I just came out of an extended conversation with a group of philosophers that centred around ‘the problem of evil’ in philosophy of religion (most of them were theists). A few interesting observations struck me.
One observation was observing, in quick succession, someone being willing to explain away and justify all the evils in the world in order to retain the idea that ‘God is perfectly good’, and then say that they considered humans (the crowning pinnacle of God’s creation, remember) were naturally bad in quite a strong sense – which, though I didn’t press them, would probably involve explaining away and debunking all the apparently good traits of humans. Coincidence?
Another was that one person, to support the idea that different sorts of moral standards apply to us as apply to God, tried to say that it’s commonplace for different people to be held to different sorts of morality. When asked for examples, they gave parents punishing children and governments governing their subjects – two relationships of authority.

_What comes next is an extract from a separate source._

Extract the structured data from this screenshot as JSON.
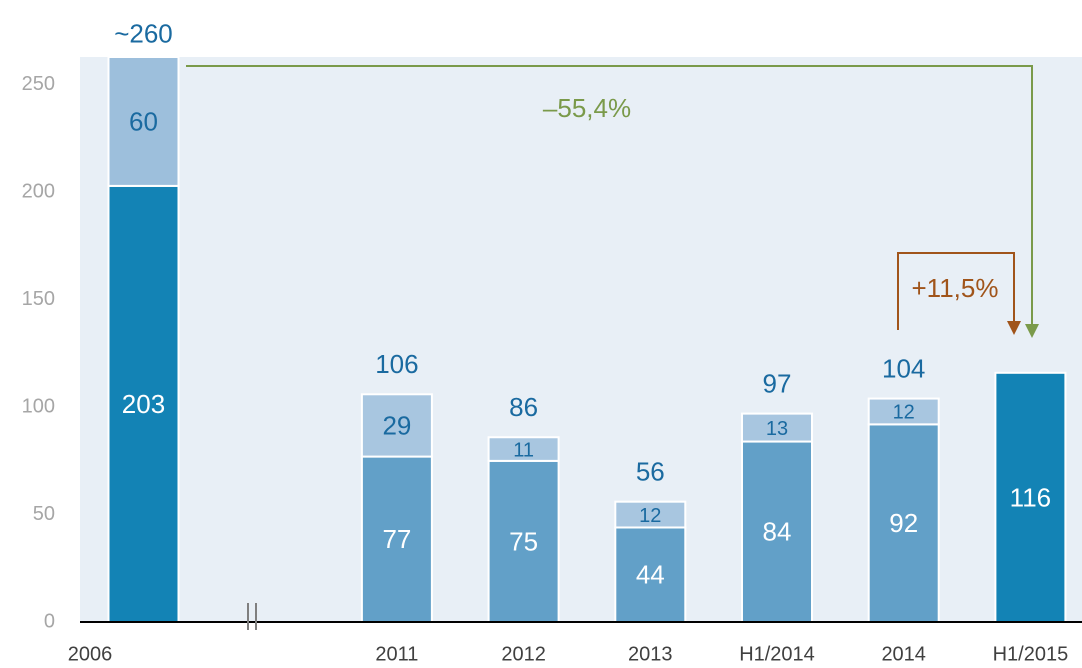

And a third was perhaps less striking, but perhaps still worth mentioning. One of them (a theist), in explaining away various forms of suffering, said that the suffering of animals seemed fairly irrelevant to them; and when I said, by way of contrast, that ‘it is bad that animals suffer needlessly’ was so obvious to me as to be axiomatic, this seemed to provoke more surprise in the other participants than their dismissal.
Of course maybe they were right and I was wrong. Just making observations.
Also, those who are waiting for replies to comments (who are principally: Quentin, Quentin, and Quentin), I will reply tomorrow. After sleep. And a sufficently long time without doing work. Hopefully.